3) America continues to attract many immigrants, legal and illegal. To the extent that immigrant women are poor – especially to the extent that they come from countries in which their access to quality health care was quite limited – they are more likely than American-born women of the same ages to suffer health-care problems while pregnant.

4) Other countries have different standards for distinguishing live births from miscarriages. It’s conceivable to me that MDs in some countries count as ‘miscarriages’ infant deaths that occur within, say, an hour of birth while in U.S. hospitals such deaths are counted as deaths of live-born infants.
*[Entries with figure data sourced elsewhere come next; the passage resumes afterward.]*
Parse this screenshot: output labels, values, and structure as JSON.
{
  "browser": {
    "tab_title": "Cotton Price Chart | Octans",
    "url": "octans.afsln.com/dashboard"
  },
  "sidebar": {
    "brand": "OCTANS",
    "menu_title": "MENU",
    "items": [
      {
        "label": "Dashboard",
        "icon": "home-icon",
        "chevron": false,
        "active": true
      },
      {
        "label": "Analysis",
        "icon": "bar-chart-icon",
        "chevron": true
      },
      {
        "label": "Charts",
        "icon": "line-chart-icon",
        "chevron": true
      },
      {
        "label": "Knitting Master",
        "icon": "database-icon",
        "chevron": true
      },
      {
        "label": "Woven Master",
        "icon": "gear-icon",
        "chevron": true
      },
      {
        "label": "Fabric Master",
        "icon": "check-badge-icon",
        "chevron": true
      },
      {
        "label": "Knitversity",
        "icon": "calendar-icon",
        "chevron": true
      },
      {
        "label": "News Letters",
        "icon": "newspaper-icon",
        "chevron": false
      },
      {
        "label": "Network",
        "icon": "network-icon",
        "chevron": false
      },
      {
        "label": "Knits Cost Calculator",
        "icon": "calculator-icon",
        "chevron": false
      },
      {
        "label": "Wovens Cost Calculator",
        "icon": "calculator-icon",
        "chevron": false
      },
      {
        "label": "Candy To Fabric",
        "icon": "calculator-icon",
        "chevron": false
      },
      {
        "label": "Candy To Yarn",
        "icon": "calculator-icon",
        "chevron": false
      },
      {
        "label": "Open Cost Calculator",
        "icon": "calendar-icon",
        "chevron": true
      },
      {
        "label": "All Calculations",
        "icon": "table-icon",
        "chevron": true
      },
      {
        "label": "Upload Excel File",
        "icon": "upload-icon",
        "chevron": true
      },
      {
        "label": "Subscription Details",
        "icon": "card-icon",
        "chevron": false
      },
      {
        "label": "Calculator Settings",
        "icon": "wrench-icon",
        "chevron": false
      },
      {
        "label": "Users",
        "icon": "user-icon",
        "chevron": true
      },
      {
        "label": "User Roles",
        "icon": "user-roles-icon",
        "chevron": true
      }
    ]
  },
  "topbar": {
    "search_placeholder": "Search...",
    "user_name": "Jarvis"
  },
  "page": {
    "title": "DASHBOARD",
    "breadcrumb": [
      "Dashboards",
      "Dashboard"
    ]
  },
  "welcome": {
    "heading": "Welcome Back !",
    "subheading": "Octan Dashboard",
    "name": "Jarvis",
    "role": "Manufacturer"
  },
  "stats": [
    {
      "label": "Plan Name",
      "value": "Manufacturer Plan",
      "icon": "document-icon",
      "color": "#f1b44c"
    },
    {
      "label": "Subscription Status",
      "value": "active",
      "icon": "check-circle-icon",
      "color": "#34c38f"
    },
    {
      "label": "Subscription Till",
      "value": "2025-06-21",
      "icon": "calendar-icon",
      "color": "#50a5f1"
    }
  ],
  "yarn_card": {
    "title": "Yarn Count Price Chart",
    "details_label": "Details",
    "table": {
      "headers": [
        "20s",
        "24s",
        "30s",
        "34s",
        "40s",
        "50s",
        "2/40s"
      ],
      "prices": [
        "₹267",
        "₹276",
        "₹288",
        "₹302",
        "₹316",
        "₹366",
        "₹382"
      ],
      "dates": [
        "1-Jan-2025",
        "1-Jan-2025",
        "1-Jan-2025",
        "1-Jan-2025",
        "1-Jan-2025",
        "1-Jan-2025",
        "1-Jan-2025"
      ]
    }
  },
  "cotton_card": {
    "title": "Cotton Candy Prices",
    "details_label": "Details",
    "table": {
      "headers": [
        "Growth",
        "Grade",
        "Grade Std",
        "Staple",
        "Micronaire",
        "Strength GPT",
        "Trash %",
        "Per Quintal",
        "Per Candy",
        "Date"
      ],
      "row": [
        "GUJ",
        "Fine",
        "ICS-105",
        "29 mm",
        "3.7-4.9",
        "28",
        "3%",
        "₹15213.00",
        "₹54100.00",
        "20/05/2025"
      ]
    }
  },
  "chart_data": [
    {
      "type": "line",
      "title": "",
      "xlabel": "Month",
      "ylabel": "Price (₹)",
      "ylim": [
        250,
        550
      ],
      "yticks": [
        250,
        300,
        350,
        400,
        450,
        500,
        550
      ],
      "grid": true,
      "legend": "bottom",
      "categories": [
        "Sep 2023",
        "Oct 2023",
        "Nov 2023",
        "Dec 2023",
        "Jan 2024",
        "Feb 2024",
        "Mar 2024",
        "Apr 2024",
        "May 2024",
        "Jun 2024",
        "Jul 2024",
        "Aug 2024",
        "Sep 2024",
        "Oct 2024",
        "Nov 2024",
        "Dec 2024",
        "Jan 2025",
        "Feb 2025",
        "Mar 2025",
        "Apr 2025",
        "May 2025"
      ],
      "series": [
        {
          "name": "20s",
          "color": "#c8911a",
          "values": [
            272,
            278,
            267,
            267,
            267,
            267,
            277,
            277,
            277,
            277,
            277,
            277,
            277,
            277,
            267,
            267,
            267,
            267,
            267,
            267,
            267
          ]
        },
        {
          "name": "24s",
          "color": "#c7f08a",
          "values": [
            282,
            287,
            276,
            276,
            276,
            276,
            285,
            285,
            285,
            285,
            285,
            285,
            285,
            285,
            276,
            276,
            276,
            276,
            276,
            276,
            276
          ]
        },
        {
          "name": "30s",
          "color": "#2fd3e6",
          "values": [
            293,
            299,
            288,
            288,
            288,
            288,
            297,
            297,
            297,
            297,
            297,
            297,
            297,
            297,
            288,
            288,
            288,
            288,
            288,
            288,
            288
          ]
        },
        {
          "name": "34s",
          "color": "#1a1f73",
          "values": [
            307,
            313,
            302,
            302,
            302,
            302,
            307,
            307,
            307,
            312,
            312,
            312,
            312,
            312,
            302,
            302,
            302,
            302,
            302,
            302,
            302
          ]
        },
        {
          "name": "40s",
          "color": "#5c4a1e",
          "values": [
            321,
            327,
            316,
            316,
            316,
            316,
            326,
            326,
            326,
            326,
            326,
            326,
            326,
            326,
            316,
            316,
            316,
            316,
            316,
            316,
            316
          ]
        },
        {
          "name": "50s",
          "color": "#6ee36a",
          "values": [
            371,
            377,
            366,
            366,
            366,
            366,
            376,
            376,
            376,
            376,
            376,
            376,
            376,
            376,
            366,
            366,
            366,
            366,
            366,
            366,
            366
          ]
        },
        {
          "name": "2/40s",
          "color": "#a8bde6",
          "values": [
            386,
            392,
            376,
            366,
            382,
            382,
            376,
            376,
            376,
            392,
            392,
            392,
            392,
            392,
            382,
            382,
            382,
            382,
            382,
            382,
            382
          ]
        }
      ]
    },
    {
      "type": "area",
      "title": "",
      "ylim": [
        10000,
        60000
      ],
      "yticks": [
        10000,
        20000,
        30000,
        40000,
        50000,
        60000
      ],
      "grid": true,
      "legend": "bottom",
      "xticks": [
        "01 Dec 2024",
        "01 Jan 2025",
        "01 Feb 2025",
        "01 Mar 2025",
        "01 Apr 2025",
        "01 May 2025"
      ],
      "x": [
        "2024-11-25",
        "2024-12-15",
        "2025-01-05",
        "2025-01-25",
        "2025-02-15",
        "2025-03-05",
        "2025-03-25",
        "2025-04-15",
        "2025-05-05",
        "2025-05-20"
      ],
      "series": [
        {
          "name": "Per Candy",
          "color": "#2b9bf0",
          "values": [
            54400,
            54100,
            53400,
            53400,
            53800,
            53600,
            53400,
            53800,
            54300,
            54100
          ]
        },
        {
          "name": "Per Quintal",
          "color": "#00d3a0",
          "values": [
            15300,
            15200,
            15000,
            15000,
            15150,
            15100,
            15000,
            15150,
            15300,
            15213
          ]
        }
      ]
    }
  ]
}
I don’t know if any of these hypotheses is correct, but each strikes me as plausible and relevant. Sound empirical research is necessary to determine their validity and significance. If any of these hypotheses is correct, however, the raw numbers showing relatively high U.S. rates of infant mortality do not necessarily indicate that health care in the U.S. is worse than elsewhere. (In fact, if my hypothesis about infertility treatments is correct, then, ironically, superior U.S. health care – making infertility treatments more attractive and accessible – might be responsible for at least part of the high raw numbers on infant mortality in the U.S.)